Deeper
07 Oct 2025
Try it at deeper.lovable.app.
My childhood friend pitched me this app idea. His friend pitched it to him. And she probably made it up, so the chain stops.
How are we pitching it today? “Did you ever want to know, who’s the jerk? Let our app tell you!”
Naturally, that pitch isn’t for everyone. Here’s the longer version. You need to have a difficult conversation. You sit across from your partner and start. But something goes wrong. You spiral into unproductive word salad, blame, defense, and flinging of hot soup. Not good.
Enter Deeper. You start the app and leave it on the table. The app helps you stay connected, to retain mutual understanding, and to go deeper. How does it do it? It monitors the rapport between the participants and alerts when your connection strains. If your rapport drops, the screen paints red. You can then prompt Deeper for advice by tapping the screen.
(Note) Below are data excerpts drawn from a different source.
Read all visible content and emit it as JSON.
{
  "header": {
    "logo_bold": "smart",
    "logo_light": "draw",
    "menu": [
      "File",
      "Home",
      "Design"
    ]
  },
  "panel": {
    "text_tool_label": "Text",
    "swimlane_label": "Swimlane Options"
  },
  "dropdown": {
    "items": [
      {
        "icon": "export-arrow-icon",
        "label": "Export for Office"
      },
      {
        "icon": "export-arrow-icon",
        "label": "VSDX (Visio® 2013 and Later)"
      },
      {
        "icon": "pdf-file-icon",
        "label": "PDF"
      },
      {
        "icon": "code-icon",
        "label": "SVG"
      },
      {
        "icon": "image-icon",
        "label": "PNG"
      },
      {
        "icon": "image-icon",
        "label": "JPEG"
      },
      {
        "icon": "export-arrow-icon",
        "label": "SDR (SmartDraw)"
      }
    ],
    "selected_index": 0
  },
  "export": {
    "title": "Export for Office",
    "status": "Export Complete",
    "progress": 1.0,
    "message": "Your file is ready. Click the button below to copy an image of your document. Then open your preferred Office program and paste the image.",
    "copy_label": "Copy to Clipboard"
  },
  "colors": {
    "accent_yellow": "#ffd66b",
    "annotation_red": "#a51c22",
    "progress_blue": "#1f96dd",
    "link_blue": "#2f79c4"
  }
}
Deeper is driven by the tenants of Non Violent Communication or NVC and mindful connection. Other frameworks may be available in the future. As such, Deeper will flag when the two of you stray from mutual understanding or slide into unproductive or adversarial patterns.

How We Built It
The basic architecture is simple. Capture audio of a conversation happening in real time. Transcribe it to text in real time. Send the transcript to an LLM for analysis in real-ish time. Alert the user based on LLM results.
Easy enough. Get to work.
I surveyed the landscape of LLMs willing to accept audio. There are many transcription services, but most are intended for batch processing. You upload a file, it transcribes it, you get the text results. This creates challenges for our use case. Chunking a live audio stream adds complexity. Context helps, so you’ll probably want to overlap the chunks, increasing data transfer.
Recently several products became available that accept live audio. Most of these are intended for agents. Bad fit. You use voice to tell an LLM what to do. We want to provide voice data to an LLM and tell the LLM what to do about it. No good. But among the options were several which take live audio and give live transcripts. Almost there!
The final piece was diarization. Diarization is speaker labelling. Very important for our use case where multiple speakers’ replicas interleave. Here we had a bit of a false start. AssemblyAI looked very promising. It supported streaming transcription and diarization. But not together. Good job, Yury. A quick rewrite later, we’re getting streaming diarized transcripts from Deepgram.
Halfway there. Time for a detour.
What are you going to call an app that helps you be kinder in difficult interactions? I have an idea. “No step on fren,” of course! Semi-accepted. Pasha creates a logo.

I won’t explain the joke. If you chuckled, just know: I see you.
Next we need to put the transcript into a prompt for an LLM, tell it how helpful it’s about to become, how it is to respond, and send it off. Which LLM, you ask. Honestly, I have no idea. Let’s try them all. Using a wrapper like LiteLLM allows us to talk to a bunch of models and products via a single interface as well as to receive structured, well-formed output.
We have lift-off! At this point we can demonstrate live transcription, transcript analysis, and suggestions. But we don’t have a frontend. There’s a challenge here. Neither of us is an experienced UI developer. I’m what you might call “UI-stupid.” But I do have an eye for shit code. That’s an advantage of sorts. I’m really fun at parties.
A few prompts in Lovable and we have both a UI and a server with a websocket. We rip out the server completely and clean up the most obvious AI slop in the UI. Easy enough. Adjust the APIs to match, and we have a working app.
Websockets present a new challenge: we need persistent connections to individual backends and I can’t control this in Lovable. Enter Render. The free tier will put your server to sleep when inactive, but we’re not ready to complain about this yet.
We have the prototype at deeper.lovable.app.